The plant is a joint venture between two Norwegian companies – Hydro, one of the world’s largest aluminum companies, and Northvolt, a battery producer building battery factories in Sweden and Germany.

The new battery recycling facility has the capacity to process 12,000 tons of battery packs per year, or around 25,000 EV batteries. This is enough for the entire end-of-life battery market in Norway currently.

Hydrovolt claims that it can recover 95% of the materials used in an EV battery including plastics, copper, aluminum, and the “black mass,” a powder containing the various elements inside lithium-ion batteries – nickel, manganese, cobalt, and lithium.

The companies involved in the joint venture will both benefit from the resulting materials streams. Hydro gains access to recycled aluminum, which only takes about 5% as much energy to produce as primary aluminum (aluminum is one of the most recyclable, and most recycled, materials on Earth). And Northvolt will gain access to the other materials, which can be extracted from the black mass and used again in the production of new batteries, which Northvolt plans to do with several factories in Europe.

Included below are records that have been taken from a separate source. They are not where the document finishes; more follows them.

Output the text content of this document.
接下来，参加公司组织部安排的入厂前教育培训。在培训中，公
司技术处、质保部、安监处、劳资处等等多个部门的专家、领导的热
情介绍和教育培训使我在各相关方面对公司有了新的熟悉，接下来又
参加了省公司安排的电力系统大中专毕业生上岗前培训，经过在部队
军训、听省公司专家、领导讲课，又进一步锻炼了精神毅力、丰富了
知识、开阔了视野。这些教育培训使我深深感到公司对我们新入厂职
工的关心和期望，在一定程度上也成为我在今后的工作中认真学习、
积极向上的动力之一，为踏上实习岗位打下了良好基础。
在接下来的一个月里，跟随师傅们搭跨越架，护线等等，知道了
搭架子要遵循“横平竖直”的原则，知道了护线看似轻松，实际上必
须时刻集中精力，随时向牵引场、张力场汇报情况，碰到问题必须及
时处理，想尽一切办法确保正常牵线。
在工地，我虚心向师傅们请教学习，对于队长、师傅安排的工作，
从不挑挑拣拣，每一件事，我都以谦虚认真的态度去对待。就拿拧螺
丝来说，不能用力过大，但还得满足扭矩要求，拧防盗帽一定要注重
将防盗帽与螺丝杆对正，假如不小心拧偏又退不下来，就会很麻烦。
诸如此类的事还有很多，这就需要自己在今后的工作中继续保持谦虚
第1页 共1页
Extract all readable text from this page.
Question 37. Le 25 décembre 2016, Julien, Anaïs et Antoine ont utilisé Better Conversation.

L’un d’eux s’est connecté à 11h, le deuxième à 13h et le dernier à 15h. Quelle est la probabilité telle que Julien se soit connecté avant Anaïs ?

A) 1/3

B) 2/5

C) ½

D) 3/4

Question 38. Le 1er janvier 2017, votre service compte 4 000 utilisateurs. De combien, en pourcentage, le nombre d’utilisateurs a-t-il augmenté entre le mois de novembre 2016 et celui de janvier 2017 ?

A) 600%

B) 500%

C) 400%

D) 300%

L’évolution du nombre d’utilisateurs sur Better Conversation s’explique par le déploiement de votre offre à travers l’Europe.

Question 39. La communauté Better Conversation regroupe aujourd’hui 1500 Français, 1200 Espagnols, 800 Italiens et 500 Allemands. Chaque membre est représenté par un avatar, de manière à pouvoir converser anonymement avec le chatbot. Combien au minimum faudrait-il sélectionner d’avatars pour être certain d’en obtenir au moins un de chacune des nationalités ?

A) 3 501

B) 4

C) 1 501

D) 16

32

Northvolt’s goal is that 50% of all of its battery raw materials will come from recycled batteries by 2030. This is quite an ambitious goal, given that the global EV market will increase by an order of magnitude or more by the time the batteries inside a new car built today are ready to be recycled. Hydrovolt hopes that with this expansion throughout Europe, they can reach a capacity of 70,000 tons of battery packs by 2025, and 300,000 tons by 2030.